Half the nation's judges support confirming U.S. Appeals Court Judge Robert H. Bork's nomination to the Supreme Court, with another 24 percent opposed to Bork and 26 percent uncertain, according to a National Law Journal poll.

The poll of 405 randomly selected federal and state court judges found them almost evenly split on whether the Senate should take into account a judicial nominee's political philosophy, with 46 percent saying the Senate should and 48 percent saying it should not.

Although 58 percent of the judges said they support abortion rights, only 44 percent said they think that Roe v. Wade, the Supreme Court's 1973 ruling that women have a constitutional right to abortion, was correctly decided.

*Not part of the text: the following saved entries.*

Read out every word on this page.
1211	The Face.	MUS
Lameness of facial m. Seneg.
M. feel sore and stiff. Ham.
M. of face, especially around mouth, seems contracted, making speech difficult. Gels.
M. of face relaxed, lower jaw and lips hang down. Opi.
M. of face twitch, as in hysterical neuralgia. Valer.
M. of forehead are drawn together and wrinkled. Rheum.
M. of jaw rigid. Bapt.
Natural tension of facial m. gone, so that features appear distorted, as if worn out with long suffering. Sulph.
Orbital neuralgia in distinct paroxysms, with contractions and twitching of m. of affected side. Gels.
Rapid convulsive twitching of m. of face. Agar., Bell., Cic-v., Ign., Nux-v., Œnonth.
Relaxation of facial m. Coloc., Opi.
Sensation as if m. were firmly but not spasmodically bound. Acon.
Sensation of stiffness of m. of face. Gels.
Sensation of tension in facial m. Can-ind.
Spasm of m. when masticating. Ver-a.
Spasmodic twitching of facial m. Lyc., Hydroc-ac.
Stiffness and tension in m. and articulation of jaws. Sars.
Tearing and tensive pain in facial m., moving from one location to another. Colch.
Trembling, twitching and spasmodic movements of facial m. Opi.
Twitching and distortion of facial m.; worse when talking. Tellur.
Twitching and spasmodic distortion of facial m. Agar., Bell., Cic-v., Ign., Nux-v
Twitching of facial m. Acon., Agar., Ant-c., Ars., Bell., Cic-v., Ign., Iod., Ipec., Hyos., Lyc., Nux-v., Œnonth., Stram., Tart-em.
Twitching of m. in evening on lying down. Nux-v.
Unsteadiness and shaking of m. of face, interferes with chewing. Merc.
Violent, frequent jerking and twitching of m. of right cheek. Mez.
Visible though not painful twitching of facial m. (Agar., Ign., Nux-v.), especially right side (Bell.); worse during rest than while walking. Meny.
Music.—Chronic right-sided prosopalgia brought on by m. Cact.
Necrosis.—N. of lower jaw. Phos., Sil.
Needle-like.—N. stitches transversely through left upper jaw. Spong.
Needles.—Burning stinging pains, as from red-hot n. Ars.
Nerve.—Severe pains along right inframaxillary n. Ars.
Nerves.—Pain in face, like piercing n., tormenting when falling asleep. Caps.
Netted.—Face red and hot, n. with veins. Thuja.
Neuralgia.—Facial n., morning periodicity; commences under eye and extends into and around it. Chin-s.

Another 18 percent said they think that Roe was wrongly decided but that it should not be overturned because of the importance of adhering to precedent. Seventeen percent said the case was wrong and should be reversed.

Interviewed in the poll, which is to appear in Monday's edition of The National Law Journal, were 348 state court judges and 57 federal district and circuit court judges.

Nearly half the judges, 47 percent, described themselves as moderate-to-conservative, and 31 percent said they are liberal-to-moderate. Six percent described themselves as liberal, and nine percent as conservative.

Only nine percent of the judges said they strongly agree with Attorney General Edwin Meese III's view that judges should adhere to the doctrine of original intent in intepreting the Constitution, while 34 percent strongly disagreed. In addition, 29 percent of the judges said they agreed "somewhat" with Meese's views and 23 percent said they disagreed somewhat.

Asked which Supreme Court justice they most admire, 22 percent of the judges cited Justice William J. Brennan Jr. Both Chief Justice William H. Rehnquist and Justice Lewis F. Powell Jr., who recently retired, were named by 15 percent.

Eight percent named Bryon R. White, 6 percent named John Paul Stevens, 5 percent named Sandra Day O'Connor, 4 percent named Antonin Scalia and 3 percent named Thurgood Marshall.